[systemd-devel] [ANNOUNCE] Journal File Format Documentation

Tue Oct 23 08:48:09 PDT 2012

On Tue, Oct 23, 2012 at 5:39 PM, Lennart Poettering
<lennart at poettering.net> wrote:
> On Tue, 23.10.12 15:25, Ciprian Dorin Craciun (ciprian.craciun at gmail.com) wrote:
>>     Why did you resort to implementing a new database format, and
>> didn't choose an existing embedded library like BerkeleyDB, LevelDB,
>> etc.? (Advantages / disadvantages?)
>
> There are a number of reasons, which one could summarize as: because
> there is no existing database implementation that would fit the bill:
>
> - we needed something small, embeddable, in pure C, so that we can pull
>   it in everywhere. That has a somewhat stable API, is sanely managed
>   upstream, and Free Software. We are OK to add deps to systemd, if
>   there's a good reason to and the dep is well managed. It needed to be
>   OOM safe.
>
> - We wanted something robust for IO failures that focusses on appending
>   new data to the end, rather than overwriting data constantly.
>
> - We needed something with in-line compression, and where we can add
>   stuff like FSS to

    Ok. I agree that there are very few libraries that fit here. All I
can think of making into here would be BerkeleyDB (but it fails other
requirements you've listed below).


> - The database should be typeless, and index by all fields, rather than
>   require fixed schemas. It should efficient with large and binary data.

    One thing bothers me: why should it index all fields? (For example
indexing by UID, executable, service, etc. makes sense, but I don't
think indexing by message is that worthwhile... Moreover by PID or
coredump (which I think it is hinted is stored in the journal) doesn't
make too much sense either...)


> - It should not require file locks or communication between multiple
>   readers or between readers and the writer. This is primarily a
>   question of security (we cannot allow users to lock out root or the
>   writer from acessing the logs by taking a lock) and network
>   transparency (file locks on network FS are very very flaky), but also
>   performance.

    From what I see this is the best reason for the current proposal.
Indeed no embedded database library (that I know of) allows both
reading and writing at the same time from multiple processes without
locking. (Except maybe DJB's CDB and the TinyCDB implementation, but
that wouldn't fit the bill here.)

    Maybe this should go at the top of that document as describing "why?".

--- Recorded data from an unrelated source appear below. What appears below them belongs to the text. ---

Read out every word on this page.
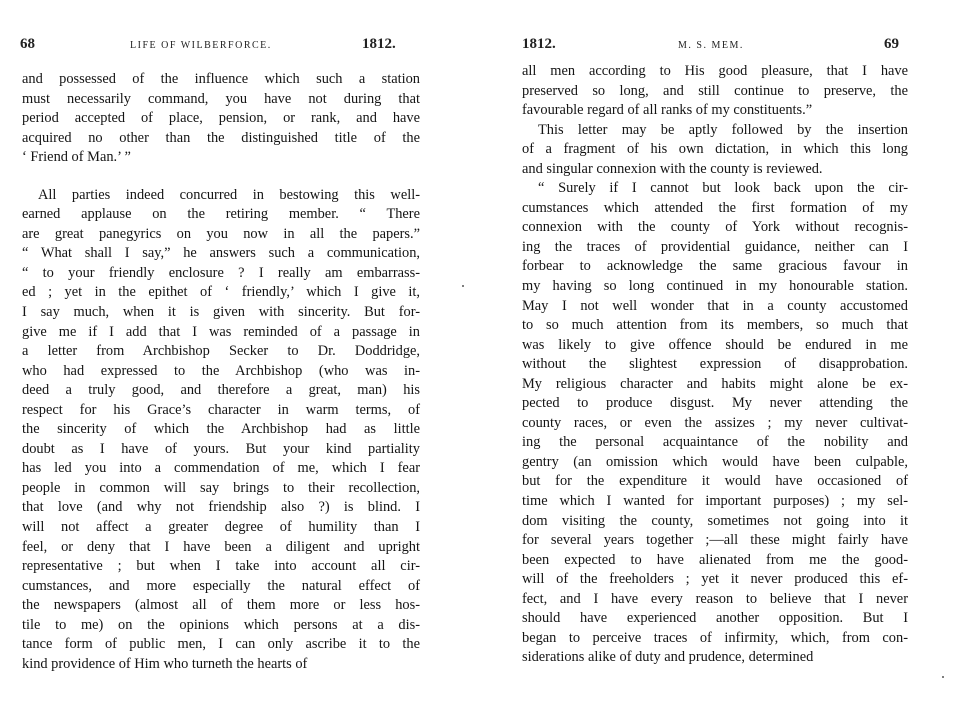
68	LIFE OF WILBERFORCE.	1812.
and possessed of the influence which such a station
must necessarily command, you have not during that
period accepted of place, pension, or rank, and have
acquired no other than the distinguished title of the
‘ Friend of Man.’ ”
All parties indeed concurred in bestowing this well-
earned applause on the retiring member. “ There
are great panegyrics on you now in all the papers.”
“ What shall I say,” he answers such a communication,
“ to your friendly enclosure ? I really am embarrass-
ed ; yet in the epithet of ‘ friendly,’ which I give it,
I say much, when it is given with sincerity. But for-
give me if I add that I was reminded of a passage in
a letter from Archbishop Secker to Dr. Doddridge,
who had expressed to the Archbishop (who was in-
deed a truly good, and therefore a great, man) his
respect for his Grace’s character in warm terms, of
the sincerity of which the Archbishop had as little
doubt as I have of yours. But your kind partiality
has led you into a commendation of me, which I fear
people in common will say brings to their recollection,
that love (and why not friendship also ?) is blind. I
will not affect a greater degree of humility than I
feel, or deny that I have been a diligent and upright
representative ; but when I take into account all cir-
cumstances, and more especially the natural effect of
the newspapers (almost all of them more or less hos-
tile to me) on the opinions which persons at a dis-
tance form of public men, I can only ascribe it to the
kind providence of Him who turneth the hearts of
1812.	M. S. MEM.	69
all men according to His good pleasure, that I have
preserved so long, and still continue to preserve, the
favourable regard of all ranks of my constituents.”
This letter may be aptly followed by the insertion
of a fragment of his own dictation, in which this long
and singular connexion with the county is reviewed.
“ Surely if I cannot but look back upon the cir-
cumstances which attended the first formation of my
connexion with the county of York without recognis-
ing the traces of providential guidance, neither can I
forbear to acknowledge the same gracious favour in
my having so long continued in my honourable station.
May I not well wonder that in a county accustomed
to so much attention from its members, so much that
was likely to give offence should be endured in me
without the slightest expression of disapprobation.
My religious character and habits might alone be ex-
pected to produce disgust. My never attending the
county races, or even the assizes ; my never cultivat-
ing the personal acquaintance of the nobility and
gentry (an omission which would have been culpable,
but for the expenditure it would have occasioned of
time which I wanted for important purposes) ; my sel-
dom visiting the county, sometimes not going into it
for several years together ;—all these might fairly have
been expected to have alienated from me the good-
will of the freeholders ; yet it never produced this ef-
fect, and I have every reason to believe that I never
should have experienced another opposition. But I
began to perceive traces of infirmity, which, from con-
siderations alike of duty and prudence, determined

> These are the strong requirements, but there are other are ore things to
> keep in mind: because of the structure of log data, which knows no
> changes but only appends and the occasional deletion of large chunks,
> and were data is generally montonically ordered you can a lot of things
> you cannot do in normal databases.

    Although I partially agree about this increased flexibility,
having a custom format means it is very easy to just start "adding
features", thus accumulating cruft... Thus maybe a general purpose
system would have limited this tendency...


> rsyslog apparently chose to use ElasticSearch. It think ElasticSearch is
> cool, but it already fails for us on the most superficial of things, in
> that it would be quite ridiculous to pull in Java into all systems for
> that... ;-)

    I don't even want to imply such a thing solution. (Or at least not
for a standalone computer logging system.)


    BTW, a little bit off-topic:
    * why didn't you try to implement this journal system as a
standalone library, that could have been reused by other systems
independently of systemd; (I know this was answered in [2], and that
the focus is on systemd, but it seems it took quite a lot of work, and
it's a pity it can't be individually reused);
    * how do you intend to implement something resembly syslog's log
centralization?

    Ciprian.